The RPRC at the University of Rochester is the only research center in the world that works with deaf sign language users and people with acquired hearing loss to prevent disease using community-based participatory research. Historically, people in these groups have been excluded or overlooked, resulting in populations that are underserved, understudied, and undereducated in terms of health practices and health knowledge.

“We are grateful to have the financial support to continue our mission to eliminate health disparities with communities of deaf sign language users and people with acquired hearing loss,” said Steven Barnett, M.D., director of the RPRC and associate professor of Family Medicine.

The latest grant will fund an adaption and second clinical trial of the Deaf Weight Wise (DWW) program, an in-person healthy lifestyle intervention developed by deaf and hearing researchers and community members. The initial DWW clinical trial, which ended in summer 2014, studied a DWW healthy-lifestyle intervention with deaf people ages 40 to 70. The American Heart Association recognized RPRC’s work on DWW with its Award for Excellence in Research Addressing Cardiovascular Health Equity.

Over the next five years, researchers will adapt DWW for use in younger adults, ages 21 to 40, and conduct a second clinical. Based on feedback from the Rochester deaf community and national advisors, the study collaborators decided that for this second study to adapt DWW for use with the younger group by also incorporating a videophone component with one-on-one counseling.

Therefore, the second DWW clinical trial will evaluate the adapted intervention with younger adults, and will compare the in-person group intervention with a remote videophone one-to-one counseling intervention.

Having an accessible and effective healthy lifestyle program that could be offered remotely via videophone could reach people in Rochester and elsewhere in the country who are unable to attend in-person intervention, Barnett said.

“Deaf Weight Wise was a great research project for the deaf community. DWW gave us an opportunity to learn information about dietary habits and physical activity that the population at large is already aware of,” said Dina Zeplin, a past DWW participant. “DWW brings us one step closer to obtaining equal access to health information.”

RPRC will also continue its work with people with acquired hearing loss to identify and address health disparities. Don Bataille, co-chair of the RPRC Healthy Living with Hearing Loss Community Committee, said: “The award for the next grant cycle not only validates the importance of understanding the interrelationships of hearing to health and healthcare, it maintains the momentum that many have worked to build and helps pave the way for vital and exciting research opportunities.”

The RPRC was initially funded in 2004. In earlier funding periods RPRC scientists worked closely with the deaf community to develop linguistically and culturally appropriate methods to survey deaf sign language users and gather data about community strengths, health disparities, and to establish research priorities. Based on RPRC data, the Rochester deaf community selected obesity, partner violence, and suicide risk as three health research priorities. During the past five years RPRC has successfully obtained research grant funding for all three community-identified priorities.

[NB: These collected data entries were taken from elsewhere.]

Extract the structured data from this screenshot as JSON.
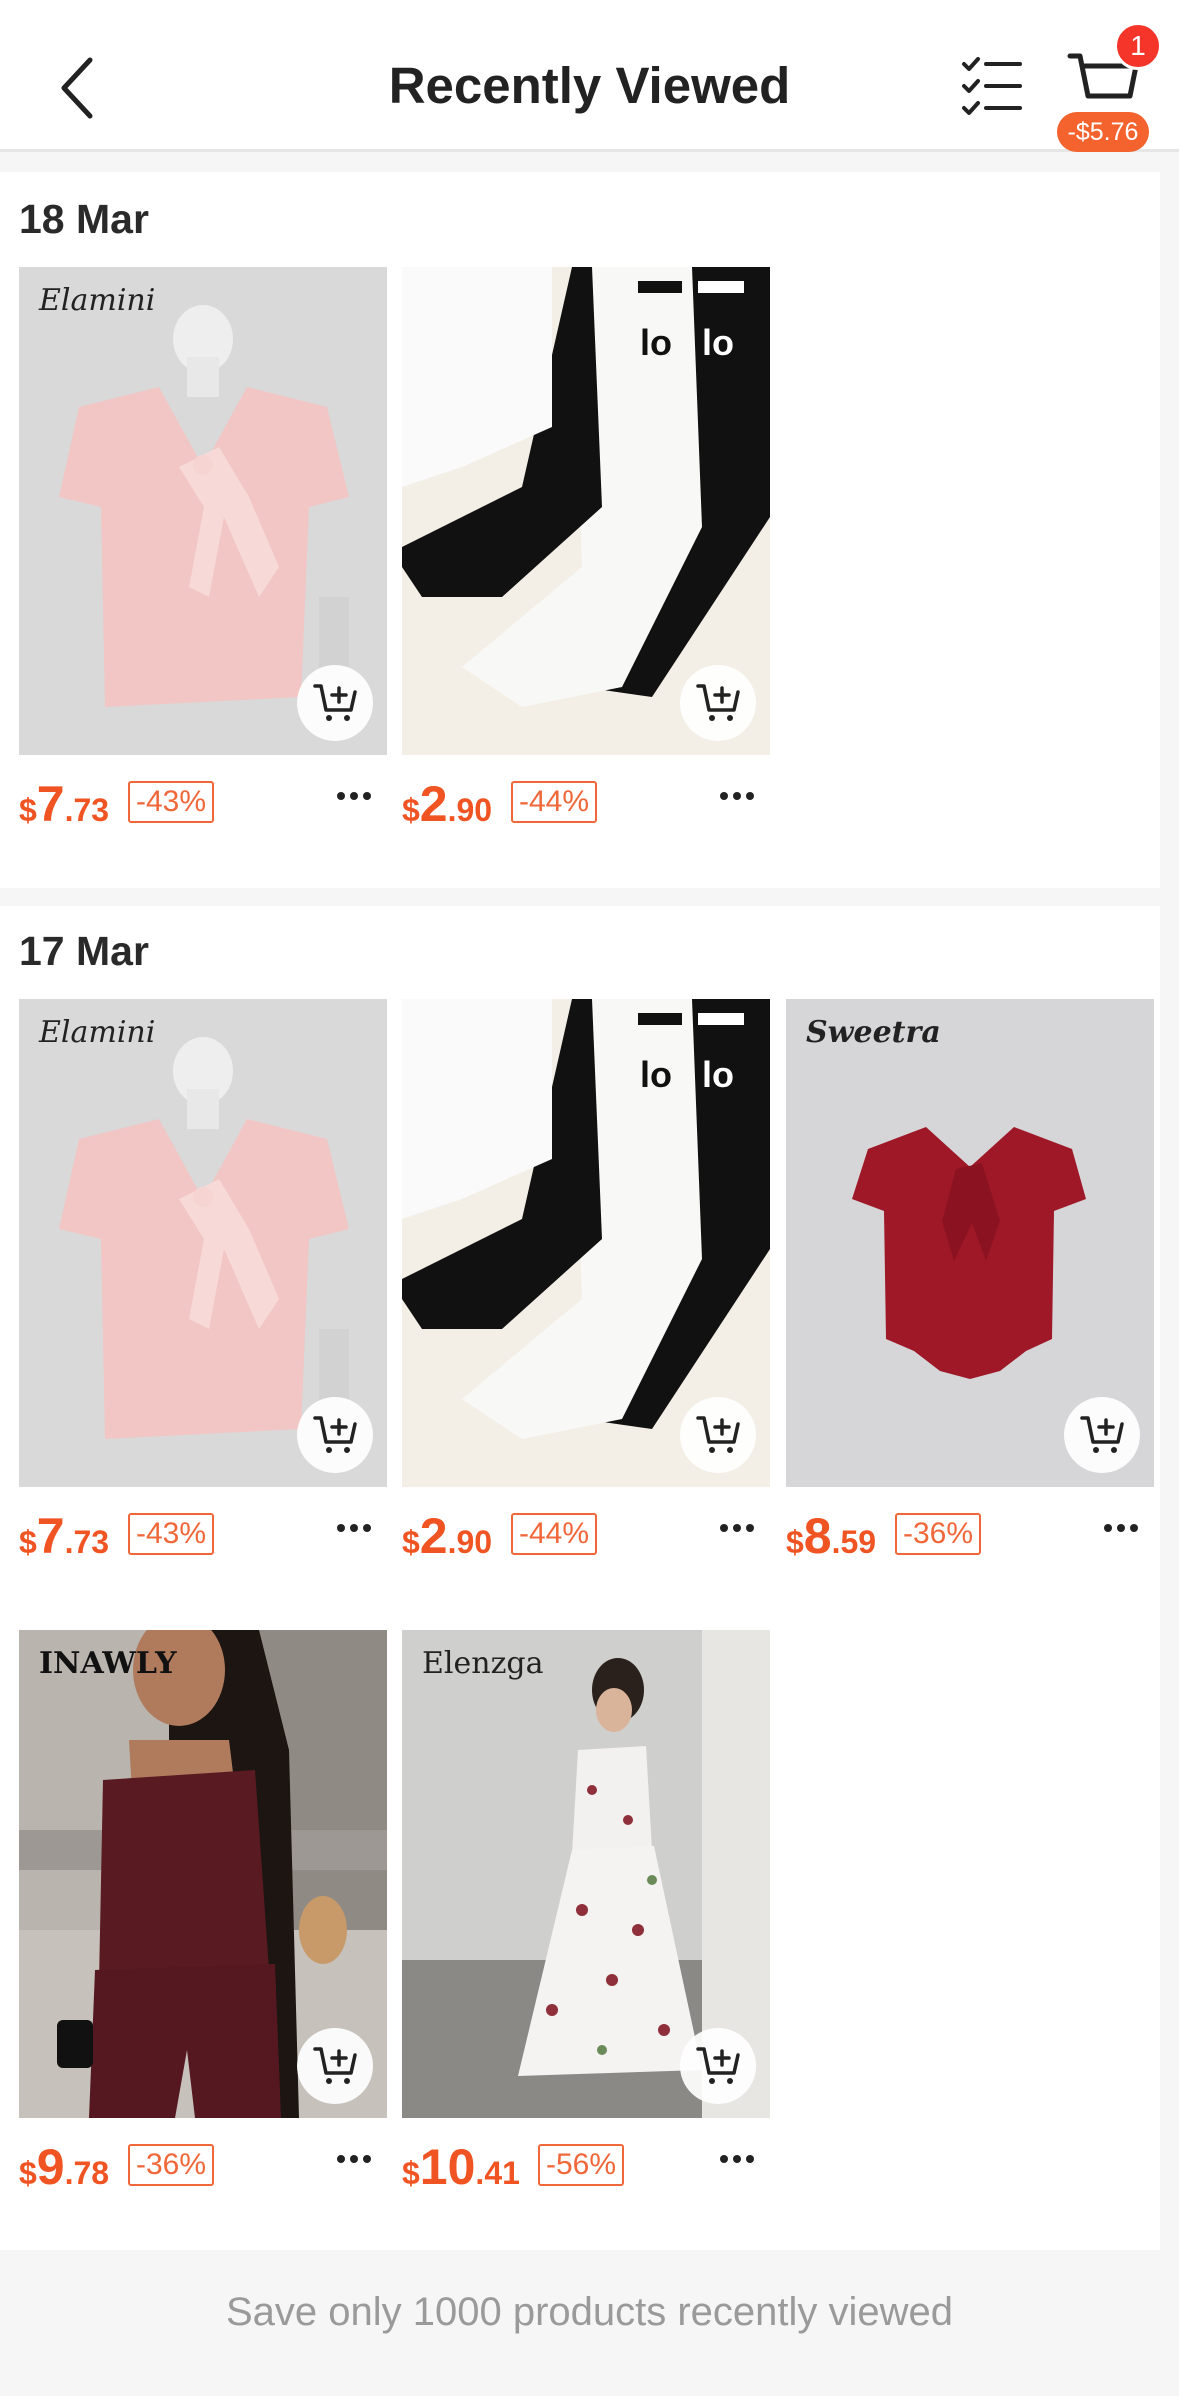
{
  "header": {
    "title": "Recently Viewed",
    "cart_count": "1",
    "cart_discount": "-$5.76"
  },
  "sections": [
    {
      "date": "18 Mar",
      "items": [
        {
          "brand": "Elamini",
          "product": "pink-bow-top",
          "currency": "$",
          "price_int": "7",
          "price_dec": ".73",
          "discount": "-43%"
        },
        {
          "brand": "",
          "product": "socks-set",
          "currency": "$",
          "price_int": "2",
          "price_dec": ".90",
          "discount": "-44%"
        }
      ]
    },
    {
      "date": "17 Mar",
      "items": [
        {
          "brand": "Elamini",
          "product": "pink-bow-top",
          "currency": "$",
          "price_int": "7",
          "price_dec": ".73",
          "discount": "-43%"
        },
        {
          "brand": "",
          "product": "socks-set",
          "currency": "$",
          "price_int": "2",
          "price_dec": ".90",
          "discount": "-44%"
        },
        {
          "brand": "Sweetra",
          "product": "red-bow-top",
          "currency": "$",
          "price_int": "8",
          "price_dec": ".59",
          "discount": "-36%"
        },
        {
          "brand": "INAWLY",
          "product": "burgundy-set",
          "currency": "$",
          "price_int": "9",
          "price_dec": ".78",
          "discount": "-36%"
        },
        {
          "brand": "Elenzga",
          "product": "floral-dress",
          "currency": "$",
          "price_int": "10",
          "price_dec": ".41",
          "discount": "-56%"
        }
      ]
    }
  ],
  "footer": {
    "note": "Save only 1000 products recently viewed"
  },
  "colors": {
    "price": "#f05423",
    "badge": "#f5352a",
    "accent_pill": "#f4622e"
  },
  "icons": [
    "back-icon",
    "checklist-icon",
    "cart-icon",
    "add-to-cart-icon",
    "more-icon"
  ]
}
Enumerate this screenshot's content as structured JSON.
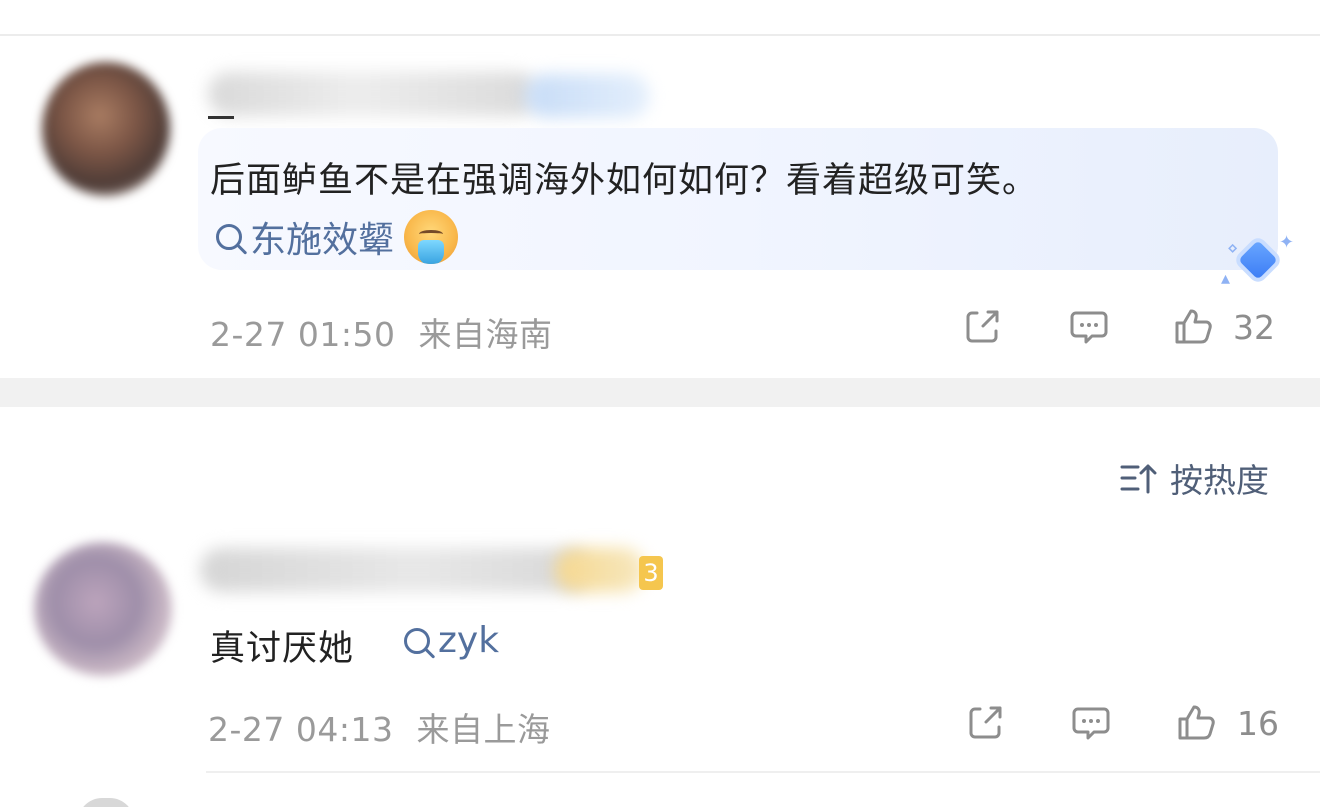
{
  "comments": [
    {
      "text": "后面鲈鱼不是在强调海外如何如何？看着超级可笑。",
      "tag": "东施效颦",
      "time": "2-27 01:50",
      "location": "来自海南",
      "likes": "32"
    },
    {
      "text": "真讨厌她",
      "tag": "zyk",
      "time": "2-27 04:13",
      "location": "来自上海",
      "likes": "16",
      "level": "3"
    }
  ],
  "sort": {
    "label": "按热度"
  },
  "colors": {
    "accent_blue": "#53709e",
    "meta_gray": "#9a9a9a",
    "badge_yellow": "#f5c64e"
  },
  "icons": {
    "share": "share-icon",
    "comment": "comment-icon",
    "like": "thumbs-up-icon",
    "search": "search-icon",
    "emoji": "vomiting-face-icon",
    "sort": "sort-icon",
    "badge": "diamond-badge-icon"
  }
}
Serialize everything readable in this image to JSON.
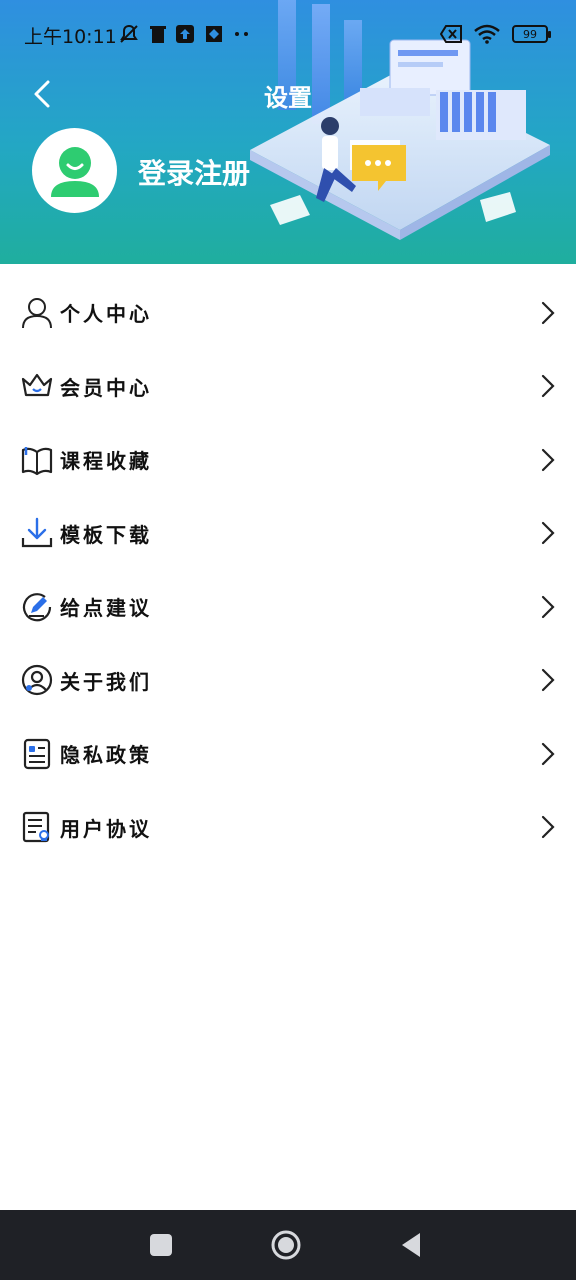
{
  "status_bar": {
    "time": "上午10:11",
    "battery": "99",
    "icons_left": [
      "bell-muted-icon",
      "trash-icon",
      "upload-icon",
      "app-icon",
      "more-dots-icon"
    ],
    "icons_right": [
      "sim-off-icon",
      "wifi-icon",
      "battery-icon"
    ]
  },
  "header": {
    "title": "设置",
    "login_label": "登录注册",
    "gradient": [
      "#2f8fe0",
      "#23a7c4",
      "#1fae9e"
    ]
  },
  "menu": {
    "items": [
      {
        "label": "个人中心",
        "icon": "person-icon"
      },
      {
        "label": "会员中心",
        "icon": "crown-icon"
      },
      {
        "label": "课程收藏",
        "icon": "book-icon"
      },
      {
        "label": "模板下载",
        "icon": "download-icon"
      },
      {
        "label": "给点建议",
        "icon": "feedback-pen-icon"
      },
      {
        "label": "关于我们",
        "icon": "about-user-icon"
      },
      {
        "label": "隐私政策",
        "icon": "privacy-doc-icon"
      },
      {
        "label": "用户协议",
        "icon": "agreement-doc-icon"
      }
    ]
  },
  "colors": {
    "accent": "#2f8fe0",
    "avatar_green": "#2ecc71",
    "icon_blue": "#2b6fe8",
    "navbar": "#1f2126"
  }
}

The University of Rochester is one of 26 academic institutions to receive the latest round of awards. Most awards are supporting studies of how people and their communities can avoid or counter the risks for chronic illnesses, such as heart disease and cancer in addition to obesity.  

“Prevention research centers have reached up to 31 million people in 103 partner communities, some of which are the most underserved in the country,” said Ursula E. Bauer, Ph.D., M.P.H., director of CDC’s National Center for Chronic Disease Prevention and Health Promotion. “By involving communities in conducting and disseminating research, this network of centers ensures that effective and innovative health strategies can be readily shared and applied where most needed.”